If the expected date of the Court Hearing is changed, Bakkavor will give
adequate notice of the changes by issuing an Announcement through a Regulatory
Information Service.
(6) The Greencore Prospectus is expected to be published in
sufficient time to ensure that the Conditions relating to the acknowledgements
by the FCA and the London Stock Exchange in connection with Admission are
satisfied prior to the Court Hearing.
(7) The latest date by which the Scheme must be implemented may be
extended by: (a) agreement between Bakkavor and Greencore; or (b) in a
competitive situation, by Greencore with the prior consent of the Panel, and
in each case, (if required) the approval of the Court.
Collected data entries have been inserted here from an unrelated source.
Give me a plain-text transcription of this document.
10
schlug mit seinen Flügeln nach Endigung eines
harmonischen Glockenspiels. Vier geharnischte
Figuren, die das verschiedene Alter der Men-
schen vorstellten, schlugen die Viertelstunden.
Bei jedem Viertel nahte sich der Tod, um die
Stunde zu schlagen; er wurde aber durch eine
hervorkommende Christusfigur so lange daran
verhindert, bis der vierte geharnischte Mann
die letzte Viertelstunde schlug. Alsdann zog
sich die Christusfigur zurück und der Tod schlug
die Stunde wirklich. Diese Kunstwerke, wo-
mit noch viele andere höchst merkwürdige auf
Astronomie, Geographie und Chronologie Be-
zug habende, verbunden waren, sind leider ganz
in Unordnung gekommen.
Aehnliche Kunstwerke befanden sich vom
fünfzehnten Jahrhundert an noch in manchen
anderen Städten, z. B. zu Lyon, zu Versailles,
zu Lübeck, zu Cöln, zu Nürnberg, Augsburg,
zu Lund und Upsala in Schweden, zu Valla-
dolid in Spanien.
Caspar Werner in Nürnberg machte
(8) Timings for principal events relating to the CVR Consideration
(subject to the satisfaction of the CVR Conditions) are set out in Part III of
the Scheme Document. Where, at the Scheme Record Time, a holder of Scheme
Shares holds such shares in certificated form, the payment of the CVR
Consideration will be effected by means of cheque or electronic payment where
a UK bank mandate has been provided. Where, at the Scheme Record Time, a
holder of Scheme Shares holds such shares in uncertificated form through
CREST, the payment of the CVR Consideration will be effected by the electronic
payment to the electronic payment mandates held on behalf of such Scheme
Shareholders on the register of members of Bakkavor at the Scheme Record Time,
or alternatively, if no electronic payment mandate is held on behalf of any
such Scheme Shareholder(s) or if, for reasons outside Greencore's reasonable
control, it is not able to effect settlement of such CVR Consideration by
electronic payment, the CVR Consideration due to such Scheme Shareholder shall
be paid by cheque (or such other method as may be approved by the Panel).